War: what is it good for?

Sen. Rand Paul opposes the NDAA because it would limit Americans’ rights of due process.

That this is a bad idea isn’t some radical notion, either, but agreed upon by Democratic and Republican politicians alike. Both  Sen. Al Franken (D-Minn.) and Sen. Rand Paul (R-Ky.) have denounced the law and its effect on our country’s ideals. (Watch Sen. Paul’s comments on YouTube here.)

If the NDAA were all, we might have less to worry about. We can rely on good smart leaders to be careful, right? Plus, it’s a bill, the President can still veto, and the law can still (eventually) be found unconstitutional.

Newt Gingrich, candidate for the Republican nomination for President, wants to arrest judges who make rulings he does not like and force them to testify before Congress.

But what if our elected leaders aren’t so trustworthy? Or what if they are just human? Recently, we’ve seen a growing list of leaders who question or violate the internal safeguards of the constitution against the overreach of government in the national security arena.

  • On September 30, 2011, President Obama ordered the killing–by way of cruise missile–of Anwar al-Awlaki, an American born Muslim (from New Mexico) who had become a leading preacher for an Al Qaeda affiliate in Yemen.
  • Newt Gingrich, a leading candidate for the Republican Presidential nomination, argued that judges should be brought before Congress by US Marshals  to justify their decisions. Not only does that allow the Congress to intimidate courts with decisions it does not like, but it puts the rule of law in an inferior place to the rule of men.

That’s just crazy talk. We believe in the rule of law, not men.  When the President or Congress can enforce their will on the point of a gun without any restraint, when the military has unchecked authority to arrest and detain Americans and the people have no recourse to the courts, we are looking at a precarious and dangerous change in the balance between liberty and security.

And that doesn’t even start on SOPA and the limit it will be to the ability of private citizens to find and share information in a day when the US governments intelligence community employs a veritable private army in surveillance of most of the planet.

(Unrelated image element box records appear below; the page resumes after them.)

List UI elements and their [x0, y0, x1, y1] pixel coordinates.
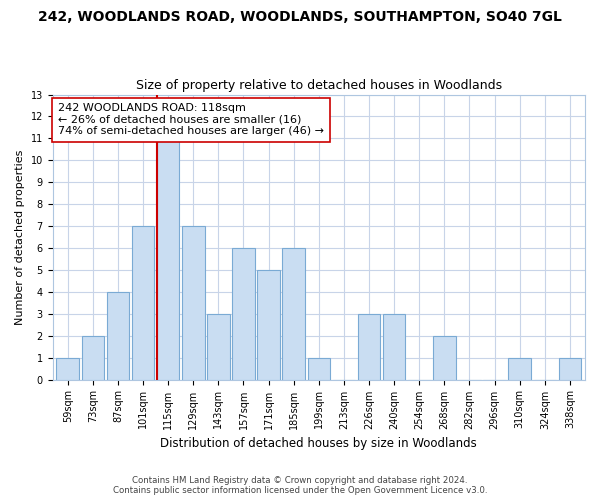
Title: Size of property relative to detached houses in Woodlands: Size of property relative to detached ho… — [136, 79, 502, 92]
Bar — [107, 292, 129, 380]
Bar — [157, 138, 179, 380]
Bar — [283, 248, 305, 380]
Bar — [559, 358, 581, 380]
Bar — [433, 336, 455, 380]
Bar — [308, 358, 330, 380]
Bar — [182, 226, 205, 380]
Bar — [358, 314, 380, 380]
X-axis label: Distribution of detached houses by size in Woodlands: Distribution of detached houses by size … — [160, 437, 477, 450]
Bar — [383, 314, 406, 380]
Text: 242 WOODLANDS ROAD: 118sqm
← 26% of detached houses are smaller (16)
74% of semi: 242 WOODLANDS ROAD: 118sqm ← 26% of deta… — [58, 103, 324, 136]
Bar — [132, 226, 154, 380]
Text: Contains HM Land Registry data © Crown copyright and database right 2024.
Contai: Contains HM Land Registry data © Crown c… — [113, 476, 487, 495]
Y-axis label: Number of detached properties: Number of detached properties — [15, 150, 25, 325]
Bar — [207, 314, 230, 380]
Bar — [508, 358, 531, 380]
Bar — [82, 336, 104, 380]
Bar — [56, 358, 79, 380]
Bar — [232, 248, 255, 380]
Bar — [257, 270, 280, 380]
Text: 242, WOODLANDS ROAD, WOODLANDS, SOUTHAMPTON, SO40 7GL: 242, WOODLANDS ROAD, WOODLANDS, SOUTHAMP… — [38, 10, 562, 24]
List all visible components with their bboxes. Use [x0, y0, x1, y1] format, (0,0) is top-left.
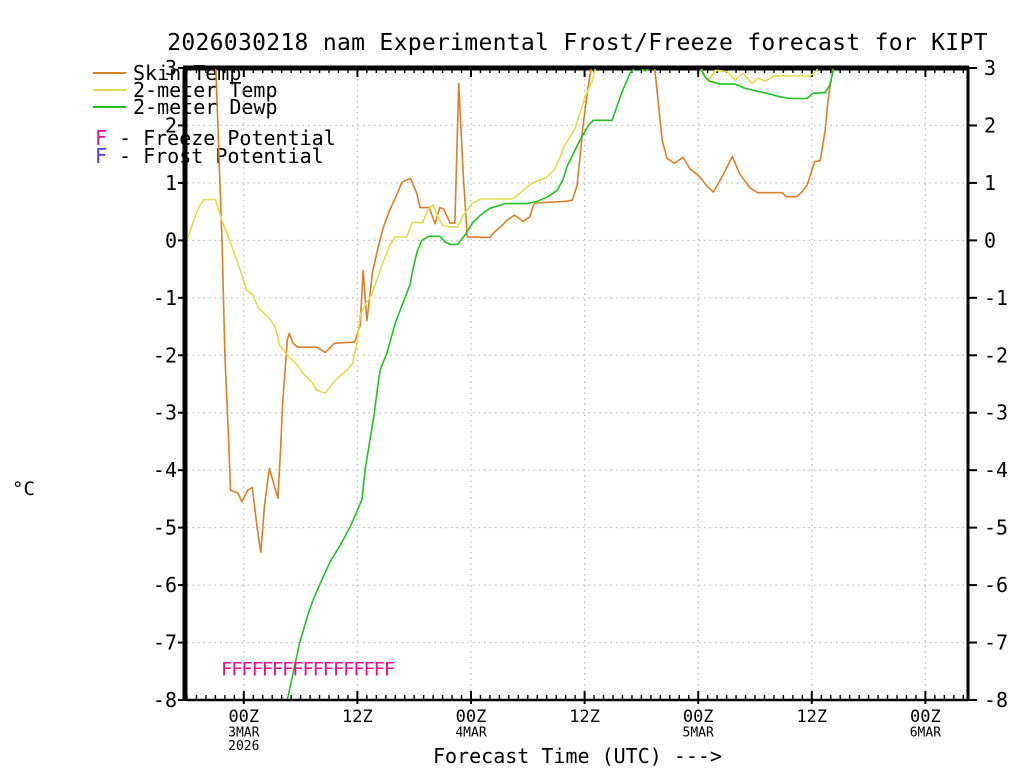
- x-tick-label: 00Z: [683, 707, 714, 727]
- freeze-potential-marker: F: [252, 658, 263, 680]
- y-tick-label-right: -6: [984, 573, 1008, 597]
- 2m-dewp-line-swatch: [93, 106, 126, 108]
- y-tick-label-left: -4: [153, 458, 177, 482]
- y-tick-label-right: 2: [984, 113, 996, 137]
- 2m-temp-line-swatch: [93, 89, 126, 91]
- legend-item-2m-temp: 2-meter Temp: [93, 78, 278, 102]
- y-tick-label-left: 0: [165, 228, 177, 252]
- freeze-potential-marker: F: [323, 658, 334, 680]
- legend-item-2m-dewp: 2-meter Dewp: [93, 95, 278, 119]
- x-tick-label: 00Z: [910, 707, 941, 727]
- y-tick-label-left: -6: [153, 573, 177, 597]
- legend-label: Freeze Potential: [143, 126, 336, 150]
- x-tick-label: 12Z: [569, 707, 600, 727]
- skin-temp-line-swatch: [93, 72, 126, 74]
- legend-label: 2-meter Temp: [133, 78, 278, 102]
- y-axis-unit-label: °C: [12, 478, 35, 500]
- y-tick-label-right: -2: [984, 343, 1008, 367]
- freeze-potential-marker: F: [353, 658, 364, 680]
- y-tick-label-right: -4: [984, 458, 1008, 482]
- freeze-potential-marker: F: [333, 658, 344, 680]
- freeze-potential-marker-glyph: F: [95, 126, 108, 150]
- y-tick-label-left: -7: [153, 631, 177, 655]
- y-tick-label-right: 1: [984, 171, 996, 195]
- freeze-potential-marker: F: [262, 658, 273, 680]
- y-tick-label-right: -1: [984, 286, 1008, 310]
- freeze-potential-marker: F: [231, 658, 242, 680]
- y-tick-label-right: -7: [984, 631, 1008, 655]
- freeze-potential-marker: F: [292, 658, 303, 680]
- freeze-potential-marker: F: [374, 658, 385, 680]
- y-tick-label-right: -3: [984, 401, 1008, 425]
- freeze-potential-marker: F: [282, 658, 293, 680]
- freeze-potential-marker: F: [302, 658, 313, 680]
- freeze-potential-marker: F: [241, 658, 252, 680]
- x-tick-label: 5MAR: [683, 726, 714, 741]
- y-tick-label-left: -2: [153, 343, 177, 367]
- y-tick-label-right: -5: [984, 516, 1008, 540]
- legend-label: 2-meter Dewp: [133, 95, 278, 119]
- x-tick-label: 12Z: [796, 707, 827, 727]
- x-tick-label: 6MAR: [910, 726, 941, 741]
- y-tick-label-left: -8: [153, 688, 177, 712]
- legend-label: Frost Potential: [143, 144, 324, 168]
- legend-item-frost-potential: F- Frost Potential: [95, 144, 324, 168]
- y-tick-label-left: -5: [153, 516, 177, 540]
- y-tick-label-left: 3: [165, 56, 177, 80]
- freeze-potential-marker: F: [221, 658, 232, 680]
- x-axis-title: Forecast Time (UTC) --->: [433, 744, 722, 768]
- y-tick-label-right: -8: [984, 688, 1008, 712]
- x-tick-label: 2026: [228, 739, 259, 754]
- freeze-potential-marker: F: [384, 658, 395, 680]
- x-tick-label: 3MAR: [228, 726, 259, 741]
- y-tick-label-right: 0: [984, 228, 996, 252]
- legend-item-freeze-potential: F- Freeze Potential: [95, 126, 336, 150]
- y-tick-label-left: 2: [165, 113, 177, 137]
- y-tick-label-left: -3: [153, 401, 177, 425]
- x-tick-label: 00Z: [456, 707, 487, 727]
- freeze-potential-marker: F: [364, 658, 375, 680]
- 2m-dewp-line: [286, 69, 835, 699]
- skin-temp-line: [215, 69, 834, 554]
- x-tick-label: 00Z: [228, 707, 259, 727]
- x-tick-label: 12Z: [342, 707, 373, 727]
- separator: -: [119, 126, 132, 150]
- chart-title: 2026030218 nam Experimental Frost/Freeze…: [167, 30, 988, 56]
- 2m-temp-line: [188, 69, 818, 395]
- frost-potential-marker-glyph: F: [95, 144, 108, 168]
- freeze-potential-marker: F: [272, 658, 283, 680]
- freeze-potential-marker: F: [343, 658, 354, 680]
- freeze-potential-marker: F: [313, 658, 324, 680]
- y-tick-label-left: 1: [165, 171, 177, 195]
- y-tick-label-left: -1: [153, 286, 177, 310]
- x-tick-label: 4MAR: [455, 726, 486, 741]
- y-tick-label-right: 3: [984, 56, 996, 80]
- separator: -: [119, 144, 132, 168]
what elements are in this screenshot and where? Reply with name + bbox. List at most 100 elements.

Security and freedom are both important responsibilities of the government, but overreach in the first can limit and endanger the second. Take a moment and reach out to your elected representatives and let them know your concerns. At the end of the day, an elected representative’s greatest motivation is reelection. Apply that pressure, and push the pendulum back towards balance.

[Bill Text][Salt Lake Tribune][Consource][Wired][Washington Post][Washington Post’s “Top Secret America” report][Raw Story][Washington Monthly][Justia]

About Daniel Burton

Daniel Burton lives in Salt Lake County, Utah, where he practices law by day and everything else by night. You can follow him on his blog PubliusOnline.com where he muses on politics, the law, books and ideas. He is active on social media, Republican politics, and has been named to PoliticIt’s list of the “Top-50 Utah Political Opinion Leaders” on Twitter. You can reach him directly at dan.burton@gmail.com

  • Didn’t the US round up Japenese-Americans into camps during WWII? About 110,000 of them according to Wikipedia: 

    http://en.wikipedia.org/wiki/Japanese_American_internment

    I’d say we’ve almost always made huge mistakes when it’s come to identifying who the enemy is.

    • Fair point, but also I think it’s more a parallel point…

    • And another thing: see, that’s the problem with giving an example, which I did. There’s always an exception. Please note that I did qualify it elsewhere by discussing an enemy that wears a uniform, follows a chain of command, etc. One distinct difference between the boogeyman of our day and that of our grandfathers is that the enemy wore a uniform…usually.

  • Anonymous

    The bipartisan opposition to NDAA and SOPA being in the minority is a good demonstration of how dysfunctional the two parties are.

    • I don’t know if I’d say it’s just the “two parties.” They’re hardly monolithic. More, I’d attribute it to the nature of politics today, and how divisive it has become as the stakes have become higher…but, perhaps, that’s deeper discussion about the kind and form of government we need in this day and age.